Bence makale, erkeklerin toplumdaki rollerini basitleştiriyor. Eşitliği desteklesem de, var olan biyolojik farklılıkları göz ardı etmemeliyiz.
Efendinin evini yıkmakla ilgili bölüm beni gerçekten etkiledi. Sistemik baskıyla, onu ilk etapta inşa eden aynı araçları kullanarak savaşamayız.
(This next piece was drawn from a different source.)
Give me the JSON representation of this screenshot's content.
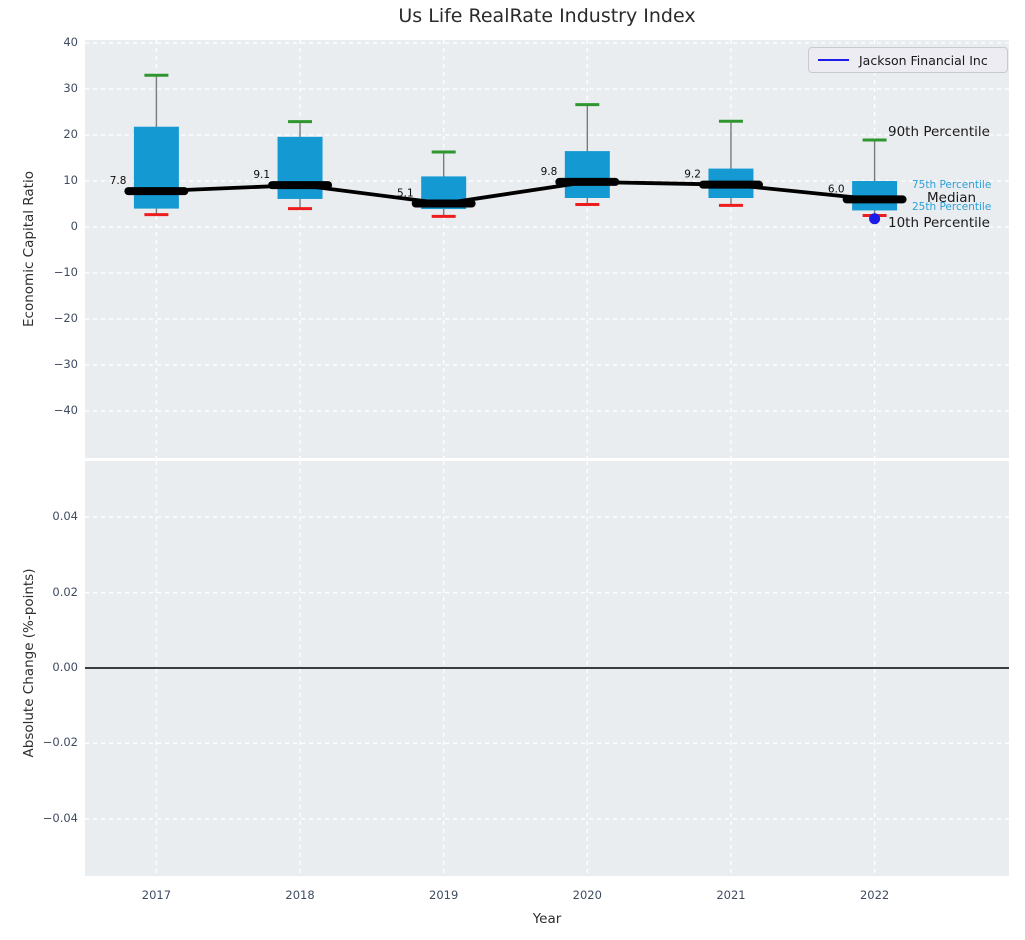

Beyaz kadınların acı çekmesiyle ilgili görüşünüze kesinlikle katılmıyorum. Makale, farklı kadınların baskıyı nasıl deneyimlediğinde kesişimselliğin büyük bir rol oynadığını açıkça gösteriyor.
Beyaz kadınların erkek egemenliğinden daha az etkilendiği argümanına tam olarak ikna olmuş değilim. Benim deneyimime göre, baskı farklı biçimler alıyor ancak tüm kadınları etkiliyor.
Beyaz kadınların deneyimleri ile renkli kadınların deneyimleri arasındaki ayrım çok önemli. Makalenin, her iki grubun da mücadelelerini küçümsemeden bu farklılıkları nasıl vurguladığını takdir ediyorum.
Makalenin radikal feminizmin 1960'lardan günümüze evrimini nasıl izlediğini büyüleyici buluyorum. Erkeklerden nefret etmekle ilgili olmadığı, daha ziyade sistemik ataerkilliğe meydan okumakla ilgili olduğu perspektifi bende gerçekten yankı uyandırdı.